Text Embeddings

Embeddings are the core of RAG. They convert human language into numerical vectors (arrays of numbers) such that words with similar meanings are positioned close to each other in high-dimensional space.

How They Work

An embedding model takes a string of text and outputs a vector (e.g., 1536 numbers for OpenAI's text-embedding-3-small).

# Conceptual example
vector = model.embed("What is RAG?")
# Output: [0.012, -0.045, 0.231, ...]

Key Properties

Semantic Density: Unlike keyword search (which looks for exact characters), embeddings capture the "idea" of a sentence.
Cosine Similarity: The primary way we measure "closeness" between two vectors.
Fixed Dimension: Every output from a given model has the same number of dimensions.
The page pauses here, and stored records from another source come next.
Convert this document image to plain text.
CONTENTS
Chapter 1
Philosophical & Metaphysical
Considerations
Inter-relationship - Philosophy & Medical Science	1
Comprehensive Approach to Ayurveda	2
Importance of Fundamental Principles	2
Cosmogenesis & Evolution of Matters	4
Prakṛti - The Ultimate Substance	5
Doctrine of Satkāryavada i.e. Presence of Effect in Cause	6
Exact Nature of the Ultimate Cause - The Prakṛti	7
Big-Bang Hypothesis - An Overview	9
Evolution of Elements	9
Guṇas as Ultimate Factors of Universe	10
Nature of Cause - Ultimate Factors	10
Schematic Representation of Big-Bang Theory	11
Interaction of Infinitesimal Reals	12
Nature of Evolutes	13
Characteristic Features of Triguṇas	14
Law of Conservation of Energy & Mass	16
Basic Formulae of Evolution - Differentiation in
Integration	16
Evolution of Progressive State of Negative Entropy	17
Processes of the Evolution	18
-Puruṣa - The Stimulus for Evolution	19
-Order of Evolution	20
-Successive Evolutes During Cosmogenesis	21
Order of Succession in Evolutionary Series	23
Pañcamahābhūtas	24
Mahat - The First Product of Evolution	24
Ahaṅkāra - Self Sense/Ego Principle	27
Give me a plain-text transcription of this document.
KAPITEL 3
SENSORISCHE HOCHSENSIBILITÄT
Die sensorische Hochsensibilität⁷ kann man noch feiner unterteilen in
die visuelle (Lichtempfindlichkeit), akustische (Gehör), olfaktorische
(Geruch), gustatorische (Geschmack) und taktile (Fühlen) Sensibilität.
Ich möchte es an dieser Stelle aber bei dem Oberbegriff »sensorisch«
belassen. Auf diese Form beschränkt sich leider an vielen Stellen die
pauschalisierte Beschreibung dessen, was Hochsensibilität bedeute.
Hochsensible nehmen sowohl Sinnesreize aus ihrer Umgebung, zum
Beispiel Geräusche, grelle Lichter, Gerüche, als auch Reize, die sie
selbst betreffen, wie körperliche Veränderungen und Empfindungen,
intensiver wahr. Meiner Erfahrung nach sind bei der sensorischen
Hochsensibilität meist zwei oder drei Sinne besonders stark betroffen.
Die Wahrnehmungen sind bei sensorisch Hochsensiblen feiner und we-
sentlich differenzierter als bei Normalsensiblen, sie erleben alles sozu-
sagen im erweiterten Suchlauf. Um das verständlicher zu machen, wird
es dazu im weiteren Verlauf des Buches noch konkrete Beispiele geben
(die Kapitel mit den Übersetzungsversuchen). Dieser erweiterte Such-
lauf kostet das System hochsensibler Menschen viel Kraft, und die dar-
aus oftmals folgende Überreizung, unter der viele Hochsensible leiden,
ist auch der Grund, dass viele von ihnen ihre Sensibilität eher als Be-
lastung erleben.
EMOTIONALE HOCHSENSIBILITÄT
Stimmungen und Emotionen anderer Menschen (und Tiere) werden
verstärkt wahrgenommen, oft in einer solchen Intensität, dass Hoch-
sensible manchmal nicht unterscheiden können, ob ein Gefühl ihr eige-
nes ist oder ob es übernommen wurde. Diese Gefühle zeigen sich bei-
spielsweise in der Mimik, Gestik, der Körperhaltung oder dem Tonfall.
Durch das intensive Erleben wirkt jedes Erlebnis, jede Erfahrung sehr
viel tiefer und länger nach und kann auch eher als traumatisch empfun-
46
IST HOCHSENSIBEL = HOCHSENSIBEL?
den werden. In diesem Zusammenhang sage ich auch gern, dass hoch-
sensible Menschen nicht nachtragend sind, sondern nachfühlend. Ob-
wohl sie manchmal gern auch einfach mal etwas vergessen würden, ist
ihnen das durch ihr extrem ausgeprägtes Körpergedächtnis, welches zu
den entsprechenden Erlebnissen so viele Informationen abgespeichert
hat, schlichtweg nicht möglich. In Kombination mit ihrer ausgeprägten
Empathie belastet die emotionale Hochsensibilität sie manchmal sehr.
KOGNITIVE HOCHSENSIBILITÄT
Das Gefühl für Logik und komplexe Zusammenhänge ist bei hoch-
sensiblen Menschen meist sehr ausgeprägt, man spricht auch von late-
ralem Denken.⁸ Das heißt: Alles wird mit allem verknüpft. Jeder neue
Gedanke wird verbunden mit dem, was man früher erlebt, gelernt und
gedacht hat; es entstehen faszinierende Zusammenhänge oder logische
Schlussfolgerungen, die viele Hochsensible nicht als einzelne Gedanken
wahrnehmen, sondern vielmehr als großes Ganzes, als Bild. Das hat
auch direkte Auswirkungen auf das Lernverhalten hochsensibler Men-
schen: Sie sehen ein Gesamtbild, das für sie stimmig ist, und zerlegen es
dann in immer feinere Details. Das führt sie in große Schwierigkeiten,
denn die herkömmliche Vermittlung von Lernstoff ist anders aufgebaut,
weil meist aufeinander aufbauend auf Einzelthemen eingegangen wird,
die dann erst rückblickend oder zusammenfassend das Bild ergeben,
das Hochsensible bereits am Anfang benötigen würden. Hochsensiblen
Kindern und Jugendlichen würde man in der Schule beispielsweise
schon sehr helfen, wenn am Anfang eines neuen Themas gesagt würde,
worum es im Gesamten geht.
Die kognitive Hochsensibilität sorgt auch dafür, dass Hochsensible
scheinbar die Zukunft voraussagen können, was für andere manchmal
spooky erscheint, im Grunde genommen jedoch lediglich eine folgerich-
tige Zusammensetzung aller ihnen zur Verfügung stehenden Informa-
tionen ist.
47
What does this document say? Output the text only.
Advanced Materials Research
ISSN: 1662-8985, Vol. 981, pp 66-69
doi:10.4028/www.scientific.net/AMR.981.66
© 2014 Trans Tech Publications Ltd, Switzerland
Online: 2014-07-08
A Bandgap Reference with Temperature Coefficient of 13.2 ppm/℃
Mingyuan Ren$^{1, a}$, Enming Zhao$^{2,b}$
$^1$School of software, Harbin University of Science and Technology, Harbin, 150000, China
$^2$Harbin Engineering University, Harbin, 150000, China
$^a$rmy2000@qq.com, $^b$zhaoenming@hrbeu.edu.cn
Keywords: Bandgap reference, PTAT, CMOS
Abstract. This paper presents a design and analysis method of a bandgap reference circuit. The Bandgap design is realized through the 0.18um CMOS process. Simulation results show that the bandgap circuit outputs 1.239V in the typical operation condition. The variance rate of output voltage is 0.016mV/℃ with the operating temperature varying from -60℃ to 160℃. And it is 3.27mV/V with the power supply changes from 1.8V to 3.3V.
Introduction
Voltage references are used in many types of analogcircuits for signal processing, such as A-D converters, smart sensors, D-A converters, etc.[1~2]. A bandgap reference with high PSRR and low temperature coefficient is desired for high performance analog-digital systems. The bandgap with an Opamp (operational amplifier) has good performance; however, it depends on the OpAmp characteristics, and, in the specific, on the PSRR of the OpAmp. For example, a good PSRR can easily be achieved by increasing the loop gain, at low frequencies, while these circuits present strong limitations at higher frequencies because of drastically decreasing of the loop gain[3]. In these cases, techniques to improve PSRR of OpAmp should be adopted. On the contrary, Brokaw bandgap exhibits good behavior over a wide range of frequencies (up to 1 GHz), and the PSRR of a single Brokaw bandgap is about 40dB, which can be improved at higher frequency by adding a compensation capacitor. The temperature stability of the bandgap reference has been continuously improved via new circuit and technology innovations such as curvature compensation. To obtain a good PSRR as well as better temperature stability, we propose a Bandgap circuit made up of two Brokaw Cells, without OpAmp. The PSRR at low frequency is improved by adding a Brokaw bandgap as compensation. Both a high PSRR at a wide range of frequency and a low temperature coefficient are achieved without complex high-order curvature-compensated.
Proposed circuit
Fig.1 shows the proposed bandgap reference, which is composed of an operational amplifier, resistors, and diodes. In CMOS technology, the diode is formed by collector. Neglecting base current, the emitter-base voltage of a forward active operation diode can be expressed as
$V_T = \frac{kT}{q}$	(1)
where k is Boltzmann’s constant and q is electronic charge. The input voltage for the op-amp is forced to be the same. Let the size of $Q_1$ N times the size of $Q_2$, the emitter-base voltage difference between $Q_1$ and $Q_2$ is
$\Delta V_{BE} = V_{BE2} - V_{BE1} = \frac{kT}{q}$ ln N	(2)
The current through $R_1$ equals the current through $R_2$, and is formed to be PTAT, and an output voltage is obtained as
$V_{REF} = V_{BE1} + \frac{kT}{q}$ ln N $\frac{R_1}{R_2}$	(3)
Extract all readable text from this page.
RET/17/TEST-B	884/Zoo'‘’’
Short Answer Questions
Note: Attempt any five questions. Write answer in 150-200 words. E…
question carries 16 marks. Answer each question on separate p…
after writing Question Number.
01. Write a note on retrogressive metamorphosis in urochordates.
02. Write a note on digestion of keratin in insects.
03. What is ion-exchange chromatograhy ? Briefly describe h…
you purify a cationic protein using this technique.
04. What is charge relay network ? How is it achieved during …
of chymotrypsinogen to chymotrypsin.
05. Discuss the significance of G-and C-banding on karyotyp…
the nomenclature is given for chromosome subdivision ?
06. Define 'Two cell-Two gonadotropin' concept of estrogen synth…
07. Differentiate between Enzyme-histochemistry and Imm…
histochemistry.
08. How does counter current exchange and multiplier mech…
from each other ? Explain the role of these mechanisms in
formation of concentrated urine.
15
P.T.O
Choosing a Text Embedding Model

Model	Provider	Dims	Key Strength
`text-embedding-3-small`	OpenAI	1536	Cost & Efficiency
`titan-embed-text-v2`	AWS	1024	Cloud Integrated
`bge-small-en-v1.5`	Open Source	384	Speed (Local)
`voyage-2`	Voyage AI	1024	Retrieval Accuracy

The MTEB Benchmark

If you are looking for the "best" model, refer to the Massive Text Embedding Benchmark (MTEB) leaderboard on Hugging Face. It ranks models based on their performance across retrieval, clustering, and classification tasks.

Practical Implementation (OpenAI)

from openai import OpenAI
client = OpenAI()

def get_embedding(text, model="text-embedding-3-small"):
   text = text.replace("\n", " ")
   return client.embeddings.create(input = [text], model=model).data[0].embedding

Exercises

Compare the word "Apple" (the fruit) and "Apple" (the company) in vector space using two different sentences.
What happens to the embedding if you change a single word to its synonym?
Why is it important to use the same model for both ingestion and querying?